Bild: Mark Maryanovich
2010 traten Dream Theater beim Summer Sonic Festival in Tokyo auf. Was das Publikum damals nicht ahnte: Es sollte der vorerst letzte gemeinsame Auftritt mit Schlagzeuger und Gründungsmitglied Mike Portnoy sein. An jenem Abend ging eine Ära zu Ende. 2011 übernahm Mike Mangini den freien Platz hinter dem Drumkit. Doch, wie heißt es so schön: Ende gut, alles gut. 2023 ist Portnoy zurückgekehrt – rechtzeitig, um mit seinen Bandkollegen das 40-jährige Dream Theater-Jubiläum mit einer weltumspannenden Tour zu zelebrieren, die 2026 in die nächste Runde geht. Wie die fünf New Yorker nun angekündigt haben, veröffentlichen sie bald einen Mitschnitt der besagten Festival-Show in Japan. Das neue Livealbum „Live In Tokyo, 2010“ erscheint am 13. März im Rahmen der „Lost Not Forgotten Archives“-Reihe und enthält folgende sechs Tracks:
1. A Nightmare To Remember
2. A Rite Of Passage
3. Prophets Of War
4. Wither
5. The Count Of Tuscany
6. Pull Me Under
1985 gegründet, gehören Dream Theater zu den Vorreitern des Progressive Metal. Album-Meilensteine wie „Images and Words“ oder „Metropolis Pt.2: Scenes from a Memory“, Millionen verkaufter Platten, über eine Milliarde Streams und ein Grammy® Award zeugen von ihrem Status als Genre-Ikonen. Die aktuelle Besetzung mit dem zurückgekehrten Drummer Mike Portnoy, Gitarrist John Petrucci, Bassist John Myung, Keyboarder Jordan Rudess und Sänger James LaBrie besitzt unter Fans Kultstatus – auf den Deutschlandkonzerten der 40th Anniversary Tour war das deutlich zu spüren.
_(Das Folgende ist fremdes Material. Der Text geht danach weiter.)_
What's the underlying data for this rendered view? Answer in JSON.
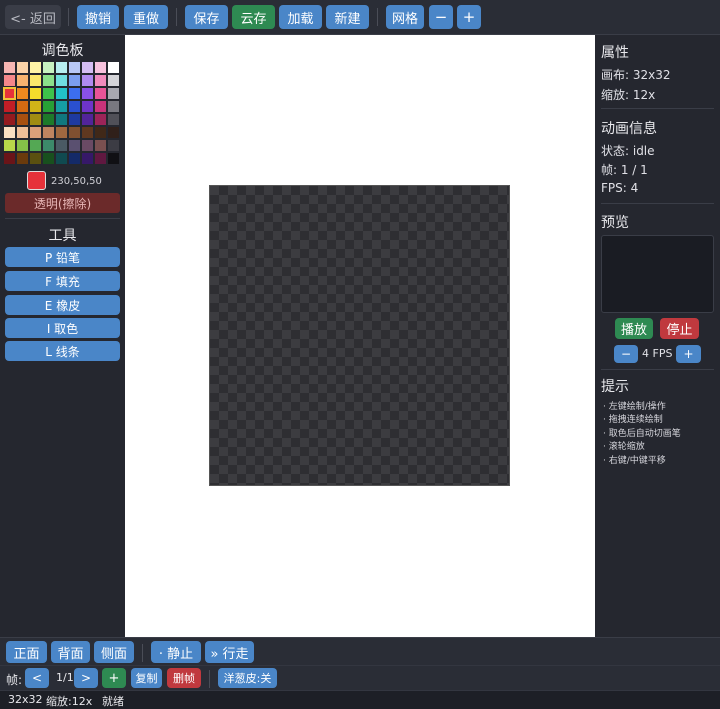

Livealben sind seit den Neunzigerjahren fester Bestandteil des Bandkatalogs – und das nicht ohne Grund. Sind Dream Theater auf Tonträger schon beeindruckend, ist ihre Live-Darbietung schlicht atemberaubend. „Live In Tokyo, 2010“ wird dies einmal mehr demonstrieren. Bei seinen rund dreistündigen Shows überzeugt das Quintett nicht allein durch Virtuosität, sondern auch durch Spontaneität, Spielfreude und Songs, wie sie nur von Dream Theater kommen können. Mit ihrem vor knapp einem Jahr veröffentlichten Album „Parasomnia“ knüpft die Band an ihre früheren Werke an – im altbewährten Line-up. So lässt sich auch das neue Livealbum im März dann mit Freude statt mit Wehmut genießen.